Bien entendu, on pourra préférer tel concert,
bouder un autre ( ?), s’interroger sur certain mais l’évidence
est là constante, cette volonté de magnifier ces
chansons, ces airs à la mode d’un autre temps cependant
toujours neuves car respectées et renouvelées
par trois magiciens en état de grâce. Reproche-t-on
à Picasso d’avoir peint la même toile malgré
des époques si différentes, à Shakespeare
d’avoir écrit la même pièce sur des
sujets tout à la fois divergents et semblables, à
un grand comédien son jeu quelles que soient les situations,
traces indélébiles de talents exceptionnels.

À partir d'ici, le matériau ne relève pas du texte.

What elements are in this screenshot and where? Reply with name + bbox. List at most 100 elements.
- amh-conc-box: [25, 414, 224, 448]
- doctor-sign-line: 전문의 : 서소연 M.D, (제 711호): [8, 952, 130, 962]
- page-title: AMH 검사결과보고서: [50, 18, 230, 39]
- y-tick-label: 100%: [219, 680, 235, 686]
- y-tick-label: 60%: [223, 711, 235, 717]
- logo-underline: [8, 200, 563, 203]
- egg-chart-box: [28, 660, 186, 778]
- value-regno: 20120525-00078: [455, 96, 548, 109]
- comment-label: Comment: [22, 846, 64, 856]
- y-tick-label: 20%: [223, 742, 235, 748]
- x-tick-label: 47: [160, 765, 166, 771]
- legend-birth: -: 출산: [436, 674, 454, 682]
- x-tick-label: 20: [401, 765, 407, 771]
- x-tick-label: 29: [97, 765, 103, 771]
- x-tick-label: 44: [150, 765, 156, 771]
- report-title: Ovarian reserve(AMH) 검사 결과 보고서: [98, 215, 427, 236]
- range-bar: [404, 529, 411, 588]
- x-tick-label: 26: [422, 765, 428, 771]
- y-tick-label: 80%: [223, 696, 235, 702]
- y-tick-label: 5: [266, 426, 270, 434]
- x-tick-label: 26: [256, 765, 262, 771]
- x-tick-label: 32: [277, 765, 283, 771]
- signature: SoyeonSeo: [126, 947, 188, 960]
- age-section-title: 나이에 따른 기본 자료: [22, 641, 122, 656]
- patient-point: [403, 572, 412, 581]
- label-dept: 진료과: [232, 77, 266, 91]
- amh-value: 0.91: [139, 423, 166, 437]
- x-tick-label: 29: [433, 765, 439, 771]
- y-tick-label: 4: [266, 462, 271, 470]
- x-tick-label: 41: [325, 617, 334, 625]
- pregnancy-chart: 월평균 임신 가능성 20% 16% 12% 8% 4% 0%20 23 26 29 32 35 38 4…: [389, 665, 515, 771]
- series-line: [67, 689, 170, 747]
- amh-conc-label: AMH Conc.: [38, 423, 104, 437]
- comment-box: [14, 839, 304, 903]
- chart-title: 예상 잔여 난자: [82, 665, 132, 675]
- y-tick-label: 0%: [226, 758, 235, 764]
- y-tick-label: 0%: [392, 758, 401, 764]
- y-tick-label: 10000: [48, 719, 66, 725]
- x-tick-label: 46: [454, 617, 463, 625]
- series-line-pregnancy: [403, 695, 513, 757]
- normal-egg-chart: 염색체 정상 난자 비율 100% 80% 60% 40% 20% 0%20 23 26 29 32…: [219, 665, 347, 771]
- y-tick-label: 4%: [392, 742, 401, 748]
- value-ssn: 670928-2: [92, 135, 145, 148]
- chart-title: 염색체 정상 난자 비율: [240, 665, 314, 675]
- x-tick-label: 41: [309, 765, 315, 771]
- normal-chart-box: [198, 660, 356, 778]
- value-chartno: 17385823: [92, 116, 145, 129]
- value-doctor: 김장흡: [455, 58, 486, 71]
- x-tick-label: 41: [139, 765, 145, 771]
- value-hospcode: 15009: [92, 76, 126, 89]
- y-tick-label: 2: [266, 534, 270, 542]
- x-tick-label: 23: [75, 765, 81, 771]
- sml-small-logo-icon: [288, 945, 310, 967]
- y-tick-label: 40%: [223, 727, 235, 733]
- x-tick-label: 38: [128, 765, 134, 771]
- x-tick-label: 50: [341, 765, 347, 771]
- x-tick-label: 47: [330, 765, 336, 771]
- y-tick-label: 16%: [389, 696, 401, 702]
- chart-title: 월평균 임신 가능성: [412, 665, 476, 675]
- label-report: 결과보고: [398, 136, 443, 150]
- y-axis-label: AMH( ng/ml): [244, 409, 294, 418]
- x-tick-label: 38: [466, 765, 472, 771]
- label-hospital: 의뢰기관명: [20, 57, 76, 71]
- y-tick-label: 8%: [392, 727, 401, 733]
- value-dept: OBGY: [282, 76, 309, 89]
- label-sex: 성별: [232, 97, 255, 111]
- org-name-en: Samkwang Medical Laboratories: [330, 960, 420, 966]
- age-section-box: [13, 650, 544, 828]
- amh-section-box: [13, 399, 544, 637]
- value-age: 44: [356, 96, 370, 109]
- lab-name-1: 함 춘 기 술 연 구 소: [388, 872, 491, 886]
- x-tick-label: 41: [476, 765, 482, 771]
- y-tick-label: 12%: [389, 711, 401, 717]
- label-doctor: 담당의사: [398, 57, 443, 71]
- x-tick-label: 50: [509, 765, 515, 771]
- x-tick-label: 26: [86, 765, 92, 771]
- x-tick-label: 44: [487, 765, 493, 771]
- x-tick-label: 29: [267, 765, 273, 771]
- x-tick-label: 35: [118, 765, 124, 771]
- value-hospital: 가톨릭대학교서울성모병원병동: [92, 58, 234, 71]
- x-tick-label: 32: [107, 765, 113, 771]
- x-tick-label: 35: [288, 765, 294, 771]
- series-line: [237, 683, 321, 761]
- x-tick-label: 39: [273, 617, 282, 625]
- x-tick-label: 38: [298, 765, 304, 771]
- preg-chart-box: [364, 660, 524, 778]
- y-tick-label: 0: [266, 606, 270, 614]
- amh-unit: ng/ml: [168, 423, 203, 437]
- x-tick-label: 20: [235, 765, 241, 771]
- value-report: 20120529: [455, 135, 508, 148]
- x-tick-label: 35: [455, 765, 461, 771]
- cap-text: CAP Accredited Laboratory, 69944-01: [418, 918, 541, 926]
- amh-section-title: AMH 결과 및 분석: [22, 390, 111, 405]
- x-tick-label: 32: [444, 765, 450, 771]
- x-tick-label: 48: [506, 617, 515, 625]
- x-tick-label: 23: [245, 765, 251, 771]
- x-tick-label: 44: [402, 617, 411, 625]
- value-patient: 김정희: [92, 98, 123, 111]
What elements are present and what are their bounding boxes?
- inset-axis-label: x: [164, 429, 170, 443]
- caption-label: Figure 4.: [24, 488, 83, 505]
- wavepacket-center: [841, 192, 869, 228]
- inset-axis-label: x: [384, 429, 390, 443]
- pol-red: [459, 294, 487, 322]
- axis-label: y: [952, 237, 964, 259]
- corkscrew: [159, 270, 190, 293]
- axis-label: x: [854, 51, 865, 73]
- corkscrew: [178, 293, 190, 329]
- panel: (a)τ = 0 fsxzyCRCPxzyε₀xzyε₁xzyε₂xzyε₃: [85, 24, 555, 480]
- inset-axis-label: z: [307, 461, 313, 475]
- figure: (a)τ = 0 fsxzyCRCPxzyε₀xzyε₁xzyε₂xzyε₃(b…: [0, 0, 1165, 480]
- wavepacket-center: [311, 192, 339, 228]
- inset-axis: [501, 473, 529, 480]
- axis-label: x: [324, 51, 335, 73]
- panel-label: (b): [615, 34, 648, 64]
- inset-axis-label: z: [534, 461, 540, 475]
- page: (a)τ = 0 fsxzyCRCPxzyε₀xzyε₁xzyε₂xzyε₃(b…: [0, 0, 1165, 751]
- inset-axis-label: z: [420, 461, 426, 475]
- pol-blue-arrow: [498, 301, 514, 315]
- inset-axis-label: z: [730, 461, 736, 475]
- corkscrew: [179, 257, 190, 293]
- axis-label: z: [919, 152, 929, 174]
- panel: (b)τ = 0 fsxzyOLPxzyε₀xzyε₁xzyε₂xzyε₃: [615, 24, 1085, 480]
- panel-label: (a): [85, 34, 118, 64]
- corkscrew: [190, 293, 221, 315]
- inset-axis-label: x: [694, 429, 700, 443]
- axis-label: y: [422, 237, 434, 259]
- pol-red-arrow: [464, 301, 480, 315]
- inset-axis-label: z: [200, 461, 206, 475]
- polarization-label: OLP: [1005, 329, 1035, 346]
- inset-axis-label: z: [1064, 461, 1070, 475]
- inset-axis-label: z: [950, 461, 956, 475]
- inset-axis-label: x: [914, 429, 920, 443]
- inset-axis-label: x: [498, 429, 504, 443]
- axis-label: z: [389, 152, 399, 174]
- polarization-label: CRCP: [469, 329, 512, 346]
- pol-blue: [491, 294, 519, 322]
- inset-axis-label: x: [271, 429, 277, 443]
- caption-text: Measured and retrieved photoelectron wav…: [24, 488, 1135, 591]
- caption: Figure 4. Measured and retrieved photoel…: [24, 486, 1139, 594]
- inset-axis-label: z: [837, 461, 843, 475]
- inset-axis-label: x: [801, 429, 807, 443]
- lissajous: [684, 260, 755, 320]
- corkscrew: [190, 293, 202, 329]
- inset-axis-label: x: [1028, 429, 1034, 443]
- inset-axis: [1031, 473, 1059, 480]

Oui, ici on assiste aux prémices d’une carrière
qui perdure, d’une musique qui à partir de là
n’a pas pris l’ombre de l’ombre d’une
ride, n’en déplaise aux grincheux. Saluons l’avènement,
l’événement.
Jacques
Chesnel
(février 2008)
Jacques
Chesnel, membre démissionnaire de l'Académie
du Jazz, est l'auteur de plusieurs ouvrages sur le jazz dont
Le Jazz en quarantaine, 1940-1946 (Isoète) et
Les Grands Créateurs de Jazz avec G.Arnaud (Bordas)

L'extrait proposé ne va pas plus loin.